Через день после этих кошмарных событий Гийом и Пьер покинули Париж. По возвращении в Тринадцать Ветров Тремэн объявил траур во всем доме. В церкви Ла Пернель священник, один из тех, кто прятался в Дюресю, отслужил ночную мессу. На ней присутствовали кое-кто из Варанвиля, а также некоторые смелые люди, пришедшие из Сен-Васта…
При свете дня и на глазах у всех Гийом поджег своими руками дом в Ридовиле, который когда-то был подарен им семье Амель, так же он поступил и с домом на солончаке, где они провели свое детство. И все это в ожидании того часа, когда ему удастся добраться до Адель…
Майская ночь, наполненная весенним очарованием, окутала своим темным пологом синюю глубину спокойного моря и изрезанный край прибрежных скал. А также маленькую бухту, где на безлюдном пляже вечерняя волна лизала мягкий песок. На правой стороне ее, под защитой скалы стояла лодка со сложенными пока еще парусами, носом в сторону открытого моря…
Это была одна из тех лодок, которые были закуплены мадам Аткинс и рассеяны по всему побережью, чтобы вывезти из Франции сына Марии-Антуанетты. Обшивка лодки была темного цвета, но паруса и оснастка имели отличительные знаки английских островов…
На дороге, спускающейся из долины к песчаному берегу, показались два человека. Один из них шел, опираясь на палку, впрочем, достаточно твердым шагом. Немного впереди них, крепко держа друг друга за руки, шли двое детей, оба одетые в черное, — мальчик девяти лет и девочка лет семи. Они шли прямо по направлению к лодке, не оборачиваясь и смотря друг другу в глаза.
— Куда вы его повезете? — спросил Тремэн, кивнув в сторону того, кто должен был уехать. — В Англию, к мадам Аткинс?
— Нет. Шпионы революции рыщут там повсюду, но еще активнее шпионы принцев. Он не был бы там в безопасности. Мы поплывем в Голландию, а оттуда присоединимся к принцу Конде, который будет счастлив предоставить монсеньору приют и защиту от посягательств графа Прованского. Мне остается поблагодарить вас за ваше великодушное гостеприимство. Вы дорого заплатили за все!.. Сможете ли вы когда-нибудь простить мне смерть Агнес?
— Вы не должны брать на себя ответственность за это…
— Я не могу согласиться с вами. Если бы я сказал ей всю правду, она, возможно, и не стала бы искать способа присоединиться ко мне и к той борьбе, в которой я принимал участие…
— Правду?
Наступило молчание. Бальи глубоко вздохнул, наполнив легкие свежим воздухом, насыщенным йодом и солью, который принесли волны. Заметно было, что он колеблется, но потом, наконец, решился:
— Вот уже много ночей подряд я в нерешительности: говорить или нет, но я думаю, я все-таки должен вам это сказать. Я не отец Агнес…
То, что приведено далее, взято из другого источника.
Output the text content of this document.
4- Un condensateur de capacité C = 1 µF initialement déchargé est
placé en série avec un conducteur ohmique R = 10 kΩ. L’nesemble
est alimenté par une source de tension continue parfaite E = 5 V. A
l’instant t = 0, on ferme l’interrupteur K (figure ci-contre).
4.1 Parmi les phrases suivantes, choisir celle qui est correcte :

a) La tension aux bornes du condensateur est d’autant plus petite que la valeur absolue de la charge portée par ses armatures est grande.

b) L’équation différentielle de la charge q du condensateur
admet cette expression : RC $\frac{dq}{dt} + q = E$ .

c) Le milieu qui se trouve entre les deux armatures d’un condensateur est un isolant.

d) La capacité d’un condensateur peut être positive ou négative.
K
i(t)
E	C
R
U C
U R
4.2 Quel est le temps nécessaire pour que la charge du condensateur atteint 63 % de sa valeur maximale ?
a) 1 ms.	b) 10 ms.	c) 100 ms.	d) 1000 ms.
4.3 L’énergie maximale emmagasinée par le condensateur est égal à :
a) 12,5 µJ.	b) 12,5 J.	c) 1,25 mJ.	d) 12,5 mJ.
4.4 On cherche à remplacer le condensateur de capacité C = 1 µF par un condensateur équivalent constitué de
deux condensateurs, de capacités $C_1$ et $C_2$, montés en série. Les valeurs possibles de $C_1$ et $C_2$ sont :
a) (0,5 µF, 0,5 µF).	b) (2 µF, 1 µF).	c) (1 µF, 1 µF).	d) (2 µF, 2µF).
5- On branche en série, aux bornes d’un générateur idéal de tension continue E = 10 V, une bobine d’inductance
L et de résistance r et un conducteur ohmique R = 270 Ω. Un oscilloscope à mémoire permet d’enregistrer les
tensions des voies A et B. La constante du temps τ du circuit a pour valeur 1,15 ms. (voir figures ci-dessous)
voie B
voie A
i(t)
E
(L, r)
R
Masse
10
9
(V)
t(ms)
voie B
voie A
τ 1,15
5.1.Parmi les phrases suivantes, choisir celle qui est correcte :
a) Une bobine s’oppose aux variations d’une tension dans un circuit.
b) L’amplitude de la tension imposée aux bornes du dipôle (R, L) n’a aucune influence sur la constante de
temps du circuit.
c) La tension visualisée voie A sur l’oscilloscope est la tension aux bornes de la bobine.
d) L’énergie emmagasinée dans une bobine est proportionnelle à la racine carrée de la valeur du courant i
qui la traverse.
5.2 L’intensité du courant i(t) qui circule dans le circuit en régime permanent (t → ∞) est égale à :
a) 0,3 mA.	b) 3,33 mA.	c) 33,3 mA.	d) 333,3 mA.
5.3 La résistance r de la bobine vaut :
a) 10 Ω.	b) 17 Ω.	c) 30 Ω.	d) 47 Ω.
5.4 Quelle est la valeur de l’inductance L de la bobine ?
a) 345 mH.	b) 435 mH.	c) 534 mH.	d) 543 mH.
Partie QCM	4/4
Гийому показалось, что он ослышался:
— Что вы сказали?
— Вы все правильно услышали. Не может быть, чтобы она была моей дочерью… Несмотря на то, что об этом думала ее собственная мать. Нет, избавьте меня от вашего растерянного взгляда: я не сошел с ума. Лучше послушайте меня! Я не отниму у вас много времени, так как история коротка.